Flickering strobe lights and loud music cross-pollinated inside the lecture theater. A man, Paul de Man, sat at a desk with two pillars of books standing on either side of the work area in front of him. A large screen on the wall behind him showed a live video feed of his actions. Paul de Man sat at the desk, his chair sometimes tucked in tightly underneath him and other times pushed back so that he had to lean forward to continue slicing feverishly with his scissors. He had already been working for some time when his students entered, sat, and watched as he sliced apart a copy of Nietzsche’s The Gay Science without speaking.

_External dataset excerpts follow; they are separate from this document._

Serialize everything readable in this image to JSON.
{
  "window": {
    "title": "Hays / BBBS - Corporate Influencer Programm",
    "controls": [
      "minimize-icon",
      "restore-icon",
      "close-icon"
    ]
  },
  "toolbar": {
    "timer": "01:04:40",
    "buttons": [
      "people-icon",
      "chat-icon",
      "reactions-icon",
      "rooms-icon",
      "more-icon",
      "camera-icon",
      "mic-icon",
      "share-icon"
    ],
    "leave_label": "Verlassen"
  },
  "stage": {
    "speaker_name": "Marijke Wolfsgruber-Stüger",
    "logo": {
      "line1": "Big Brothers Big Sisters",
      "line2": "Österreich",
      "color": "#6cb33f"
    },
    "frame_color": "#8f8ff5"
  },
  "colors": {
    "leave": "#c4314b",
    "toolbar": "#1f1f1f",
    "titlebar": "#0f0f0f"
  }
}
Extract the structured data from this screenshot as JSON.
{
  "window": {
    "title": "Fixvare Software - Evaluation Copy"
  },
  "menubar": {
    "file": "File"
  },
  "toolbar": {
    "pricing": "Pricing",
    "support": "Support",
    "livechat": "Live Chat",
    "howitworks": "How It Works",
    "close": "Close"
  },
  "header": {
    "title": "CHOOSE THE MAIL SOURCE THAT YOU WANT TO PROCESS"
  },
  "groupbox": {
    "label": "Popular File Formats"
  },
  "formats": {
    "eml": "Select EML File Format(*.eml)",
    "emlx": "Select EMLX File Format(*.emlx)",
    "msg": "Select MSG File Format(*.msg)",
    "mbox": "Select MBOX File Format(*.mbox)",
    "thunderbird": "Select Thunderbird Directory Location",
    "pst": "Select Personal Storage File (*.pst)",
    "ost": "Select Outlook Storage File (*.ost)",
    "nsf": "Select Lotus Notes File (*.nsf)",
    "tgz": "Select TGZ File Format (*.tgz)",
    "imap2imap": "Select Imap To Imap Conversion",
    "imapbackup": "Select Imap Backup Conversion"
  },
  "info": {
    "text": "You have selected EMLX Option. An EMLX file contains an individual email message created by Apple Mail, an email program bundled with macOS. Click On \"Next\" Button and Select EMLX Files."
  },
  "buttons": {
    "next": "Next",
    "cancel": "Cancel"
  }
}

First, he cut the aphorisms unto themselves. Then he cut away passages that interested him. And those that bored him. Soon he separated the paragraphs. Next: sentences. In the end, he performed the violent schism of words, isolating each from the others, reducing the following texts to their elemental state: Rousseau’s The Social Contract, Confessions, Nietzsche’s The Birth of Tragedy, The Will to Power, Rilke’s Sonnets to Orpheus, The Book of Images, Heidegger’s Being and Time, Austin’s Philosophical Papers, Kant’s Critique of Pure Reason, Perpetual Peace, Proust’s In Search of Lost Time, Blake’s The Marriage of Heaven and Hell. Paul de Man chopped and slit and sheared and razored the pages, tossing aside the spine and cover carcasses. Every few minutes, he looked upon the orgy of dismembered ideas and emotion piled on the table in front of him and shuddered.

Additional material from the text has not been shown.